C. Breach of the Covenant of Good Faith and Fair Dealing
Defendant Blue Bird also moved to dismiss Plaintiff's claim for breach of the covenant of good faith and fair dealing arising either under Nevada Revised Statute § 104.1304 or O.C.G.A. § 11-1-203. Both statutes read: "Every contract or duty within this title imposes an obligation of good faith in its performance and enforcement." However, this code section does not state a separate cause of action in either Georgia or Nevada. See Heritage Creek Dev. Corp. v. Colonial Bank, 268 Ga.App. 369 (2004); Nev. Rev. Stat. § 104.1304, cmt. 1 ("This section does not support an independent cause of action for failure to perform or enforce in good faith").

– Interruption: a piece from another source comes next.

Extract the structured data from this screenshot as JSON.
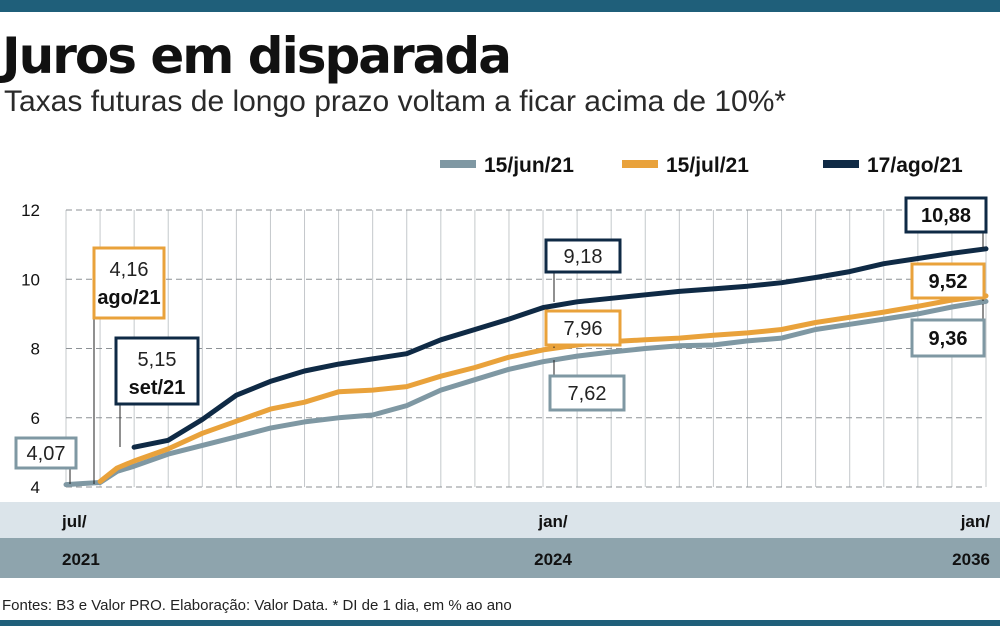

Additionally, Plaintiff failed to file any points and authorities in opposition to the motion on this claim. Local Rule 7-2(d) allows the Court to consider failure to file points and authorities in opposition to a motion consent to the granting of the motion. Accordingly, good cause being found and in accordance with LR 7-2(d), the Court grants the motion for summary judgment on Plaintiff's claim for breach of the covenant of good faith and fair dealing.
D. Summary
Accordingly, the Court grants Defendants' motions for summary judgment, because the Limited Warranties excluded Plaintiff's claims and damages. Furthermore, Plaintiff failed to establish breach of contract or breach of express or implied warranties, because it did not adduce specific evidence demonstrating that Defendants breached the contract by failing to uphold its obligation to repair or replace defective or damaged parts. Further, Plaintiff failed to adduce admissible evidence raising an issue of fact from which a jury could infer that the Warranties failed as to their essential purpose. Plaintiff also failed to adduce evidence that demonstrated any damages arising from a purported breach of contract. Finally, the claim for breach of the covenant of good faith and fair dealing must be dismissed, because it is not actionable as a separate claim in either Georgia or Nevada.
IV. Conclusion
Accordingly, IT IS HEREBY ORDERED that Defendant Blue Bird Corporation's Motion for Summary Judgment (#78) is GRANTED;
IT IS FURTHER ORDERED that Defendant Caterpillar, Incorporated's Motion for Summary Judgment (#79) is GRANTED;
IT IS FURTHER ORDERED that the Clerk of the Court enter JUDGMENT for Defendants and against Plaintiff.